Friday’s meeting between President Trump, Vice President JD Vance and Ukrainian President Volodymyr Zelenskyy disgraced the Oval Office, and not because of the foreign leader. Trump’s shocking berating of Zelenskyy was a huge victory for Vladimir Putin and a defeat for liberty.

Over several contentious minutes, Vance and Trump berated Zelenskyy, telling the Ukrainian leader that the U.S. had nothing to fear from Russia, disparaging him for ostensibly campaigning with “the opposition” — apparently upset that Zelenskyy had dared to have close ties to the previous administration — and demanding that the wartime president thank them more effusively all the support Kyiv had received from the U.S. government.

How fragile of an ego Trump must have to sit at the Resolute desk and demand that the Ukrainian leader, who has been a beacon of hope and resistance to a beleaguered population under invasion from the world’s most aggressive imperialist, heap praise for the cameras. As Zelenskyy repeatedly pointed out, he has often and loudly thanked the American public and government for their support, including the immense military provisions that have kept the Ukrainian war effort going.

Actually, Trump and Vance and all Americans should say thank you to Zelenskyy and Ukrainians for holding off Putin’s invading legions for three years at a huge cost of fallen Ukrainians. American arms and money have supported the heroic defense and should continue until the war ends with Russia’s full withdrawal.

In the midst of the verbal melee, Trump said it was “a very hard thing to do business like this,” because in his mind, this is all the same as if he were negotiating a commercial lease in Midtown, where he has to be the tough guy negotiator or the deal’s off. After Zelenskyy wouldn’t genuflect, Trump got toadies Marco Rubio and Mike Waltz to ask the Ukrainian to leave.

Trump and his administration have made it abundantly clear that after years of grueling war and the broader threat to world stability, they are happy to ice out Ukraine and putative European allies and let Putin substantively win, keeping swaths of Ukrainian territory that he is very unlikely to ultimately be satisfied with.

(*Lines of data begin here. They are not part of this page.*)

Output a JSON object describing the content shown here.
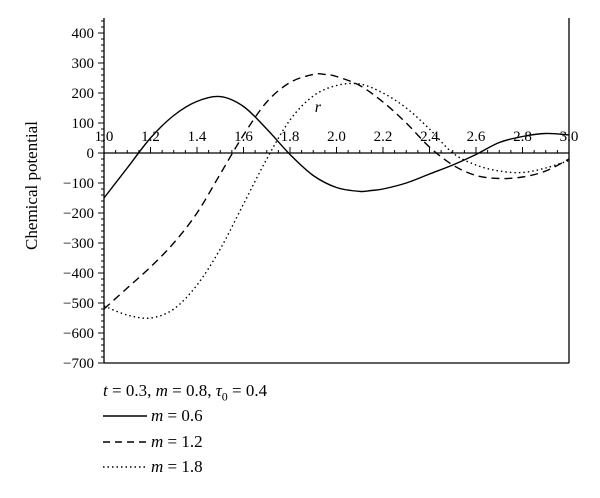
{
  "chart_data": {
    "type": "line",
    "ylabel": "Chemical potential",
    "xlabel": "r",
    "xlim": [
      1.0,
      3.0
    ],
    "ylim": [
      -700,
      450
    ],
    "x_ticks": [
      "1.0",
      "1.2",
      "1.4",
      "1.6",
      "1.8",
      "2.0",
      "2.2",
      "2.4",
      "2.6",
      "2.8",
      "3.0"
    ],
    "y_ticks": [
      "400",
      "300",
      "200",
      "100",
      "0",
      "−100",
      "−200",
      "−300",
      "−400",
      "−500",
      "−600",
      "−700"
    ],
    "parameters": {
      "t": "0.3",
      "m": "0.8",
      "tau0": "0.4"
    },
    "series": [
      {
        "name": "m = 0.6",
        "style": "solid",
        "x": [
          1.0,
          1.1,
          1.2,
          1.3,
          1.4,
          1.5,
          1.6,
          1.7,
          1.8,
          1.9,
          2.0,
          2.1,
          2.15,
          2.2,
          2.3,
          2.4,
          2.5,
          2.6,
          2.7,
          2.8,
          2.9,
          3.0
        ],
        "y": [
          -150,
          -50,
          50,
          125,
          172,
          188,
          155,
          80,
          -5,
          -75,
          -115,
          -128,
          -125,
          -120,
          -100,
          -70,
          -40,
          -5,
          35,
          55,
          65,
          60
        ]
      },
      {
        "name": "m = 1.2",
        "style": "dashed",
        "x": [
          1.0,
          1.1,
          1.2,
          1.3,
          1.4,
          1.5,
          1.6,
          1.7,
          1.8,
          1.9,
          1.95,
          2.0,
          2.1,
          2.2,
          2.3,
          2.4,
          2.5,
          2.6,
          2.7,
          2.8,
          2.9,
          3.0
        ],
        "y": [
          -520,
          -450,
          -380,
          -300,
          -200,
          -70,
          60,
          170,
          235,
          262,
          262,
          255,
          225,
          170,
          100,
          20,
          -40,
          -75,
          -85,
          -80,
          -60,
          -20
        ]
      },
      {
        "name": "m = 1.8",
        "style": "dotted",
        "x": [
          1.0,
          1.1,
          1.2,
          1.3,
          1.4,
          1.5,
          1.6,
          1.7,
          1.8,
          1.9,
          2.0,
          2.1,
          2.2,
          2.3,
          2.4,
          2.5,
          2.6,
          2.7,
          2.8,
          2.9,
          3.0
        ],
        "y": [
          -510,
          -540,
          -550,
          -520,
          -440,
          -320,
          -170,
          -20,
          110,
          190,
          225,
          230,
          200,
          150,
          80,
          0,
          -40,
          -60,
          -65,
          -50,
          -25
        ]
      }
    ]
  },
  "legend": {
    "parameters_label": "t = 0.3, m = 0.8, τ0 = 0.4",
    "items": [
      {
        "label": "m = 0.6",
        "style": "solid"
      },
      {
        "label": "m = 1.2",
        "style": "dashed"
      },
      {
        "label": "m = 1.8",
        "style": "dotted"
      }
    ]
  }
}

Even the deal that was on the table for this White House visit was hardly about strategic maneuvering around the adversary of Putin’s Russia and more about outright extortion, with Trump dangling continued assistance while demanding access to Ukraine’s substantial rare earth minerals.

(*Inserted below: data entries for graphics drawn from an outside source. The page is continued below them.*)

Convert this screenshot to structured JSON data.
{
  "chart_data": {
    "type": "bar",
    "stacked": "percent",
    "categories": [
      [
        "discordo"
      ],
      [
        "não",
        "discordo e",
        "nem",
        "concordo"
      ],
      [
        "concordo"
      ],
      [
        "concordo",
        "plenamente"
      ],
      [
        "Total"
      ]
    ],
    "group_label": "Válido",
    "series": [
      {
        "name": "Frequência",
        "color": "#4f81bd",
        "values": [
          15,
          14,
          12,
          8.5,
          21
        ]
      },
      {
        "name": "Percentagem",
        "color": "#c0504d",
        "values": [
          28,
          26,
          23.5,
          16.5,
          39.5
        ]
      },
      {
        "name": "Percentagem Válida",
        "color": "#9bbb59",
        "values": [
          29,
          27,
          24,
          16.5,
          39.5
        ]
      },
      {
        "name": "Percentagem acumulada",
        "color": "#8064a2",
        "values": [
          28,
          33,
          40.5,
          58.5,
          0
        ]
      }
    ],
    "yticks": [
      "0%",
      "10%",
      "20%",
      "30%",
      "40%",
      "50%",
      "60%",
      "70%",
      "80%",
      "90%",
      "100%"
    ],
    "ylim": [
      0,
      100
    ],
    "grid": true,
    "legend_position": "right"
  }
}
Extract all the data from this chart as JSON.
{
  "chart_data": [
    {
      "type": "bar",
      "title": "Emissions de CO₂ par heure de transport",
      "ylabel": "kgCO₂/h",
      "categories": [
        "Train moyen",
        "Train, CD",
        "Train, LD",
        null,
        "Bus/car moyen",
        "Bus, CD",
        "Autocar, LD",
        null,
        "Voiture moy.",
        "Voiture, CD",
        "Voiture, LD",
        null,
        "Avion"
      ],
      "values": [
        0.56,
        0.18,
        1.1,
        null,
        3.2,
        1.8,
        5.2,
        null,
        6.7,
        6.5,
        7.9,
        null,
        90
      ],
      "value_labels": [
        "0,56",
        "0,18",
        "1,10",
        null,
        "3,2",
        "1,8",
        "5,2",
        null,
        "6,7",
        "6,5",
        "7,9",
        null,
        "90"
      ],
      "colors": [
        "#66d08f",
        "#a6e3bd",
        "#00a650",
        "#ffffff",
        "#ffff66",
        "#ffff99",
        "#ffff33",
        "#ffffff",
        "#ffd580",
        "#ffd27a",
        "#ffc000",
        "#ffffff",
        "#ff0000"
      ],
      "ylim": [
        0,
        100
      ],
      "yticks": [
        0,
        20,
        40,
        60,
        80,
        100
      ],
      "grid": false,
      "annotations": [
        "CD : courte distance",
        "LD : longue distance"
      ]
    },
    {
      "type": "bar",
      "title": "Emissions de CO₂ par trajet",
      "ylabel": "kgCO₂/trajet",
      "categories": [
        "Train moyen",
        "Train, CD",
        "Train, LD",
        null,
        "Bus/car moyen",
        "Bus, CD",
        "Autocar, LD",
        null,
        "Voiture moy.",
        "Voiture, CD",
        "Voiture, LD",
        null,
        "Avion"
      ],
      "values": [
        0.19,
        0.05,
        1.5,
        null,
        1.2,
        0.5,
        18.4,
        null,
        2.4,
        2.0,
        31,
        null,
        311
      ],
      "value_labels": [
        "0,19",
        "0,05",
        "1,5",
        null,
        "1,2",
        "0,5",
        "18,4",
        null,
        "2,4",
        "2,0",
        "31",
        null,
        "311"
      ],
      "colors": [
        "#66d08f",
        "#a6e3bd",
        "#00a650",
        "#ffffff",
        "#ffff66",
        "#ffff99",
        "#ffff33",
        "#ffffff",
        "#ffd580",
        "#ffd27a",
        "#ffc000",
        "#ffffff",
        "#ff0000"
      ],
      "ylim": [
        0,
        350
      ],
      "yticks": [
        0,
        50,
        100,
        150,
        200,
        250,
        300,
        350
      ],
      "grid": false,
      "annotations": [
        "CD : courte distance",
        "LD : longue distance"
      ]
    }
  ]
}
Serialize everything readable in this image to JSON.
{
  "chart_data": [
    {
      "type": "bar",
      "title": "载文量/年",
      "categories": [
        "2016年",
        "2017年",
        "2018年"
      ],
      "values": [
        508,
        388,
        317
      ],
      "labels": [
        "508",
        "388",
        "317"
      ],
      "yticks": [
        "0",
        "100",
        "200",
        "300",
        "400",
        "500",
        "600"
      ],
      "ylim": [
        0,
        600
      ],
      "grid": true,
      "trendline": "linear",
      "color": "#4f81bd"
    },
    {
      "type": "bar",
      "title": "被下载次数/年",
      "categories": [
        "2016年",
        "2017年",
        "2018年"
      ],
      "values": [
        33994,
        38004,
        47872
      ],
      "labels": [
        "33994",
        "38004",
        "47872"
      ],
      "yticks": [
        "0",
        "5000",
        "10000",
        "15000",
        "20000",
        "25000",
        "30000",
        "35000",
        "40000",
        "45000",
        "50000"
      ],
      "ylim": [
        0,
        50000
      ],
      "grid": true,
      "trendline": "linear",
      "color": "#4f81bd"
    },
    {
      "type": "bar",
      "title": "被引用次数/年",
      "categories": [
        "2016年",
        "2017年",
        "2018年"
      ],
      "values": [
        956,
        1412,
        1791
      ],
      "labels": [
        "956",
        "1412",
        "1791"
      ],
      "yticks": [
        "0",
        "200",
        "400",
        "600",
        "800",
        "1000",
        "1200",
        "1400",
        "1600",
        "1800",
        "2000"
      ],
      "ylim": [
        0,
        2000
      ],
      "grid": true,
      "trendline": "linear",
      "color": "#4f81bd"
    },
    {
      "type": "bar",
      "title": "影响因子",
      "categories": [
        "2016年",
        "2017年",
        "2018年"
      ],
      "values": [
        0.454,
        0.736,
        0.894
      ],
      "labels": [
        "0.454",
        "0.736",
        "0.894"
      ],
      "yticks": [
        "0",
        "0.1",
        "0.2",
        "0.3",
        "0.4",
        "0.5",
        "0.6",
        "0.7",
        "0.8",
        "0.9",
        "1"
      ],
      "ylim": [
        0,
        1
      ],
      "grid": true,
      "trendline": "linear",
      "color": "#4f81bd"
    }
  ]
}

Now that deal might be dead, and with it the last dregs of strong U.S.-Ukraine cooperation to face off against an aggressive Russia, with the U.S. president parroting Putin talking points in the Oval Office. Is it because Trump is captured by Putin somehow, is an admirer of the strongman’s approach, wants to bring Ukraine and Europe to heel as opposed to seeing them as global partners or simply is too dense and short-sighted to understand any of this?

Ultimately, it doesn’t matter. The result is the same, as are the remedies: Europe is going to have to stick it alone, and fast, with powers like Germany, France and the U.K. especially doing more to build up their defense infrastructure and creating pressure for a peace that preserves Ukraine’s territorial integrity and dissuades Russia. In less than six weeks, Trump has reorganized the post-WWII global order to sap the U.S. of much of its global influence.